While that was interesting as hell—how would Levi know what Keith Seabright looked like while he was working and what exactly did the man do for a living?—it could wait until he was looked after. If Levi was right, however, this wasn’t just a random bar fight. This was a premeditated attempted murder.

Quincy walked up then. “I might be able to explain your friend’s behavior.”

Levi turned back, tightening his grip on the cap impatiently.

“According to a couple of witnesses, he got into an argument with a man at the Quick-Mart this afternoon. They said it got pretty heated.”

Levi frowned. “He didn’t say anything about that.”

“Why did he come outside?” Sun asked. “Was he leaving?”

“I need to go,” Levi said.

Quincy stayed him by showing a palm. “Mr. Walden was working the Quick-Mart, if that’s where you’re wanting to go. We’ve already contacted him. He didn’t see anything.”

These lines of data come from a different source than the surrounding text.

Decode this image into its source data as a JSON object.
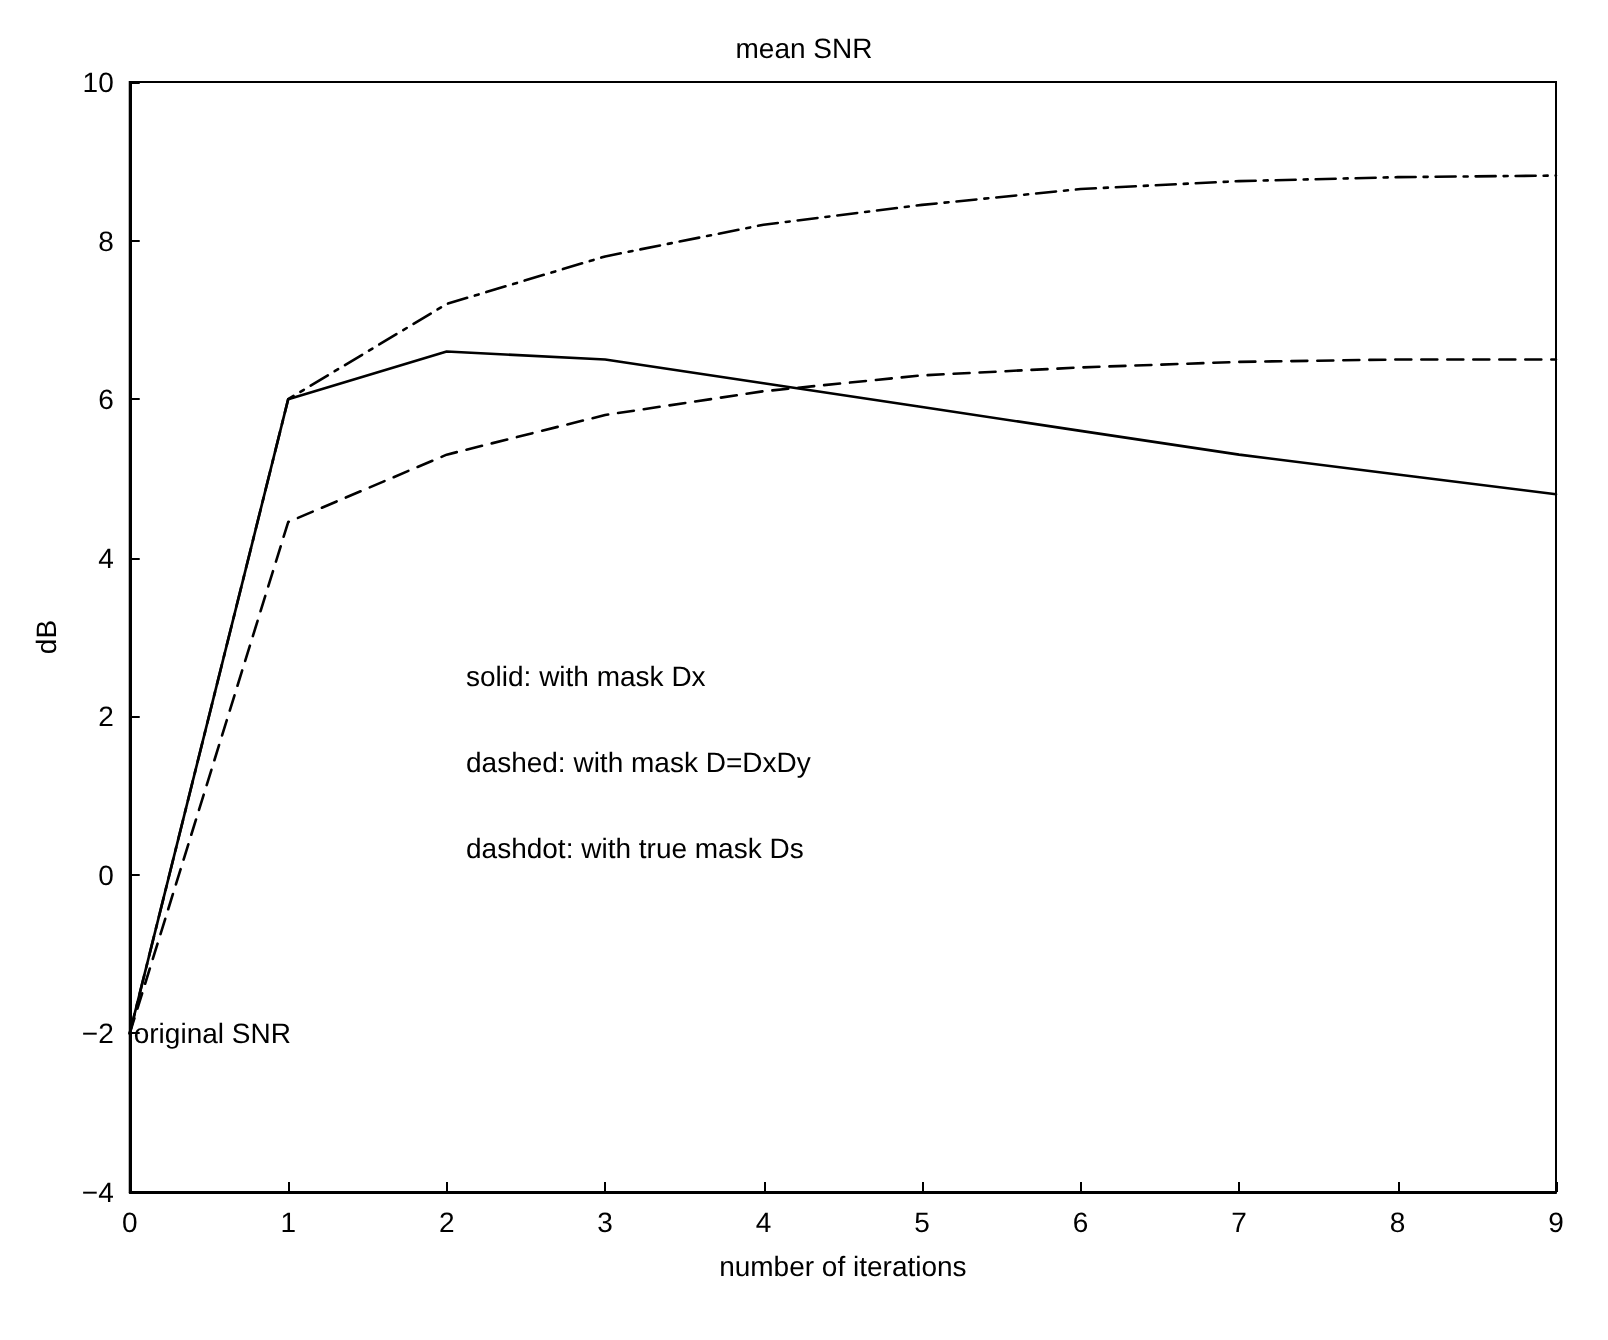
{
  "chart_data": {
    "type": "line",
    "title": "mean SNR",
    "xlabel": "number of iterations",
    "ylabel": "dB",
    "x": [
      0,
      1,
      2,
      3,
      4,
      5,
      6,
      7,
      8,
      9
    ],
    "series": [
      {
        "color": "#000000",
        "line_style": "solid",
        "values": [
          -2,
          6.0,
          6.6,
          6.5,
          6.2,
          5.9,
          5.6,
          5.3,
          5.05,
          4.8
        ]
      },
      {
        "color": "#000000",
        "line_style": "dashed",
        "values": [
          -2,
          4.45,
          5.3,
          5.8,
          6.1,
          6.3,
          6.4,
          6.47,
          6.5,
          6.5
        ]
      },
      {
        "color": "#000000",
        "line_style": "dashdot",
        "values": [
          -2,
          6.0,
          7.2,
          7.8,
          8.2,
          8.45,
          8.65,
          8.75,
          8.8,
          8.82
        ]
      }
    ],
    "xlim": [
      0,
      9
    ],
    "xticks": [
      0,
      1,
      2,
      3,
      4,
      5,
      6,
      7,
      8,
      9
    ],
    "ylim": [
      -4,
      10
    ],
    "yticks": [
      -4,
      -2,
      0,
      2,
      4,
      6,
      8,
      10
    ],
    "grid": false,
    "marker": "none",
    "annotations": [
      {
        "text": "original SNR",
        "x": 0,
        "y": -2
      },
      "solid: with mask Dx",
      "dashed: with mask D=DxDy",
      "dashdot: with true mask Ds"
    ]
  }
}
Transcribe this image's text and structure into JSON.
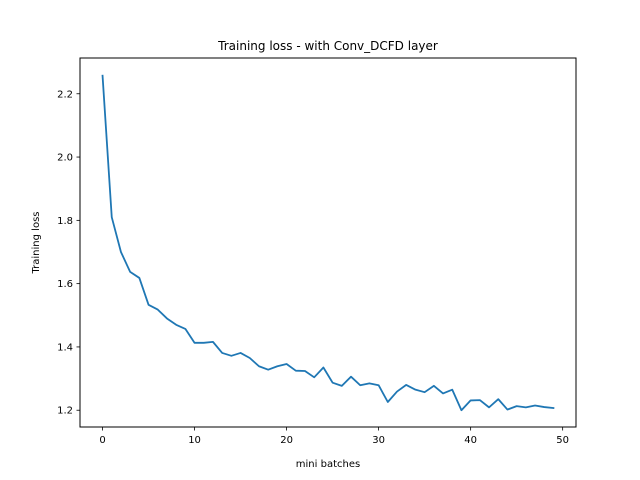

Levi looked toward the heavens as though begging for patience. “Then who were the witnesses at the store?” He scanned the small crowd. “I’ll talk to them.”

Sun had enough. “Give me your wrists,” she said, her voice razor-sharp.

He spun around to her. “What?”

“Your wrists.” She demonstrated by pointing to one of her own. “I’m placing you under arrest.”

If rage had a name at that exact moment in time, it was Levi Ravinder.





3


Do we serve drunken, sarcastic assholes?

Find out next week on We Think the Fuck Not.

—SIGN AT THE ROADHOUSE BAR AND GRILL




“I mean it.” She unclipped a pair of plastic wrist cuffs off Quincy’s belt. It was either arrest him and force him to go to the hospital or release the floodgates and beg him to go, hoping her tears would sway him. First, they would not. Second, no one needed to see that. By officially arresting him, the sheriff’s office would be obligated to take him to urgent care whether he wanted to go or not.

He bent closer and spoke through clenched teeth. “You can’t be serious.”

She wanted nothing more than to cup her hands around his jaw. To pull him to her. To place tiny kisses on his sculpted mouth and whisper promises of an inappropriate nature if he would just go to the medical center. But they had a crowd of onlookers, not to mention the fact that her deputies might lose the teensiest amount of respect for her if she tried to seduce an injured victim in the middle of a criminal investigation.